And this is something that grows in complexity as people use it, and whose benefits become greater to the users as they use it. Their own photos are getting tagged with metadata that somebody else entered. If somebody bothered to tag all of these saints and say who they all are, then my photo of Notre Dame cathedral suddenly gets enriched with all that data. And I can use it as an entry point to dive into that space, into that metaverse, using everybody else’s photos, and do a kind of cross-modal and cross-user social experience that way. And of course, a by-product of all of that is immensely rich virtual models of every interesting part of the Earth, collected not just from overhead flights and from satellite images and so on but from the collective memory. Thank you so much.

(Chris Anderson walks on)

CA: Do I understand this right- that what your software is going to allow is that at some point, really within the next few years, all the pictures that are shared by anyone across the world are going to basically link together?

BAyA: Yes.

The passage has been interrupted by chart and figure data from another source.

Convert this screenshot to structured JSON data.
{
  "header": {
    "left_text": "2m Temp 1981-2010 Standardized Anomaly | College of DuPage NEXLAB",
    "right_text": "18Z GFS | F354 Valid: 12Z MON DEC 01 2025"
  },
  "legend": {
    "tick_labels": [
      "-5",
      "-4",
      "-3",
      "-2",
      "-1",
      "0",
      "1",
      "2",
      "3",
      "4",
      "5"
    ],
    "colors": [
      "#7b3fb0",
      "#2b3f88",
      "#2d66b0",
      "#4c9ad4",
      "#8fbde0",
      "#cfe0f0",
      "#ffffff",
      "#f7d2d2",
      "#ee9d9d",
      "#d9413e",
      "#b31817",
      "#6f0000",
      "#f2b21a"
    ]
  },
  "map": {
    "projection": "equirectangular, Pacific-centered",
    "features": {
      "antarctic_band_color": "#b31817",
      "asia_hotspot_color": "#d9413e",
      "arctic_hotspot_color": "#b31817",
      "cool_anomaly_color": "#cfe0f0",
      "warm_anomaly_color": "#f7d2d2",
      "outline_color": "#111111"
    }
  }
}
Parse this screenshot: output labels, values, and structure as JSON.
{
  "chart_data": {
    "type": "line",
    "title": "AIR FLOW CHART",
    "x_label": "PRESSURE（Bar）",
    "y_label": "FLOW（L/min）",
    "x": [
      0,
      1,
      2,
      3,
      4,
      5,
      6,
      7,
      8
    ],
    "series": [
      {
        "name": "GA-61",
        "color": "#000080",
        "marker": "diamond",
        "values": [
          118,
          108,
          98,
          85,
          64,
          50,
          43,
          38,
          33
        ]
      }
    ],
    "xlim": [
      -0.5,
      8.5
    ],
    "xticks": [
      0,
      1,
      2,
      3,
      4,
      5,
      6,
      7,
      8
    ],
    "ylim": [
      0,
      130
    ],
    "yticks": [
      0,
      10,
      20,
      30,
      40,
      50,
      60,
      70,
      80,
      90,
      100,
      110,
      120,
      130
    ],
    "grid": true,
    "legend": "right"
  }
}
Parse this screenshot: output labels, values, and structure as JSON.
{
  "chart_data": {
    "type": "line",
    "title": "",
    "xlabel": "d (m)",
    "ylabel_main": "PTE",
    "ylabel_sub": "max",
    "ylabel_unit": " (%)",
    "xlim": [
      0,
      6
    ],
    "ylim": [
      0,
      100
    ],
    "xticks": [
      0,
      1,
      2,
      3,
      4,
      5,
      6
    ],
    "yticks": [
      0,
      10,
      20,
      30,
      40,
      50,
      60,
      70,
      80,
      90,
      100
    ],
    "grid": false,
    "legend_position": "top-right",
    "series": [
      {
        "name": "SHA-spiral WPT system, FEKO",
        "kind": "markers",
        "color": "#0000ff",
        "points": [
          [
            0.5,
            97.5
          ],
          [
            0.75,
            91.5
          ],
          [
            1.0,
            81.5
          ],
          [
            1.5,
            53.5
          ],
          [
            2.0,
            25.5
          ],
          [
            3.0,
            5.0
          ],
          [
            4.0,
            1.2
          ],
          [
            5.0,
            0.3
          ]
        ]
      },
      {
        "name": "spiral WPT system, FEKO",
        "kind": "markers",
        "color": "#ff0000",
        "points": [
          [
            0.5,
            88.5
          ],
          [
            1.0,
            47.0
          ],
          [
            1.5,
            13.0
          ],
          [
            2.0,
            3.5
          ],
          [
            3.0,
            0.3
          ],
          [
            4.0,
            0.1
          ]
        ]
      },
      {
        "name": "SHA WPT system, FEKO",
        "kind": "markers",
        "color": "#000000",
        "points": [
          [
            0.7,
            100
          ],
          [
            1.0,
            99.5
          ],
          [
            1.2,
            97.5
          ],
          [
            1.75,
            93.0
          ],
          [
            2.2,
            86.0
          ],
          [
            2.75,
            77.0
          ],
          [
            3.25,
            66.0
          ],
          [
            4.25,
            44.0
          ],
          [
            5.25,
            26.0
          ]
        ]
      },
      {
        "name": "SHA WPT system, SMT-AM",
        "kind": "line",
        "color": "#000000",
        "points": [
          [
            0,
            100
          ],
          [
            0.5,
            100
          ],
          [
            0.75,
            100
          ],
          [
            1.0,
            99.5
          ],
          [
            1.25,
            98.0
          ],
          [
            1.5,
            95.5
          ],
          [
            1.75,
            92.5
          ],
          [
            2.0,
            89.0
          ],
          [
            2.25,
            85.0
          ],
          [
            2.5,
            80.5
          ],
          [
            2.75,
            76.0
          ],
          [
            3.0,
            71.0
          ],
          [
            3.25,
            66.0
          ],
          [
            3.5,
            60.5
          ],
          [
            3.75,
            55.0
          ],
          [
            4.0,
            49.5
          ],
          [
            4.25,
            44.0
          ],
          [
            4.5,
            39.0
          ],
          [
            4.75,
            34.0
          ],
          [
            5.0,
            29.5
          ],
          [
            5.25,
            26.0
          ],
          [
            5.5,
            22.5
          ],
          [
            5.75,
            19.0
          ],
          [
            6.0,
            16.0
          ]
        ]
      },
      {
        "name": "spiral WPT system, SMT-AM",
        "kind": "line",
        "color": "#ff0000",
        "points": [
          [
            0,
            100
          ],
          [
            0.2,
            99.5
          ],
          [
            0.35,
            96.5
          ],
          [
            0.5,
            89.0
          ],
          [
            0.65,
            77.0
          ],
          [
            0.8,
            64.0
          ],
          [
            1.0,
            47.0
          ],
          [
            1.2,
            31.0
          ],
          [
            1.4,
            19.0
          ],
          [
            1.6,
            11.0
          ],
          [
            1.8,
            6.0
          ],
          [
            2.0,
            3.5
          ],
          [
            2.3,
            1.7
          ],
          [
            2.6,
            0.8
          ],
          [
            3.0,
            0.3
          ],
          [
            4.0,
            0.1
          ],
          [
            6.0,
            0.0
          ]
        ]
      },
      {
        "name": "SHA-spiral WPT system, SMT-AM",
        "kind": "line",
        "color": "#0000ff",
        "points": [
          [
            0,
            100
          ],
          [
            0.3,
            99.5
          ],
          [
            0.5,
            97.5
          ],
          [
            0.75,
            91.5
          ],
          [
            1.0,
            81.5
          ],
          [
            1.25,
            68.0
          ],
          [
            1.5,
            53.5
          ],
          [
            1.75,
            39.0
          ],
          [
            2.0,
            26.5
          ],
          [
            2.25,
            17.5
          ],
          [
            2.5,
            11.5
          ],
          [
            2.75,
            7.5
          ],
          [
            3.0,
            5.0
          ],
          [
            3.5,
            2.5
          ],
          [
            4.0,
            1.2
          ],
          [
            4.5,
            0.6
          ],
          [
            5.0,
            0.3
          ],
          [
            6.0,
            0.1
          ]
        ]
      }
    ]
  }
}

What this is really doing is discovering- it’s creating hyperlinks, if you will, between images. And it’s doing that based on the content inside the images, and that gets really exciting when you think about the richness of the semantic information that a lot of those images have. Like when you do a web search for images- you type in phrases, and the text on the web page is carrying a lot of information about what that picture is of. Now what if that picture links to all of your pictures? Then the amount of semantic interconnection- the amount of richness that comes out of that is really huge. It’s a classic network effect.

CA: Blaise, that is truly incredible. Congratulations.

BAyA: Thanks so much.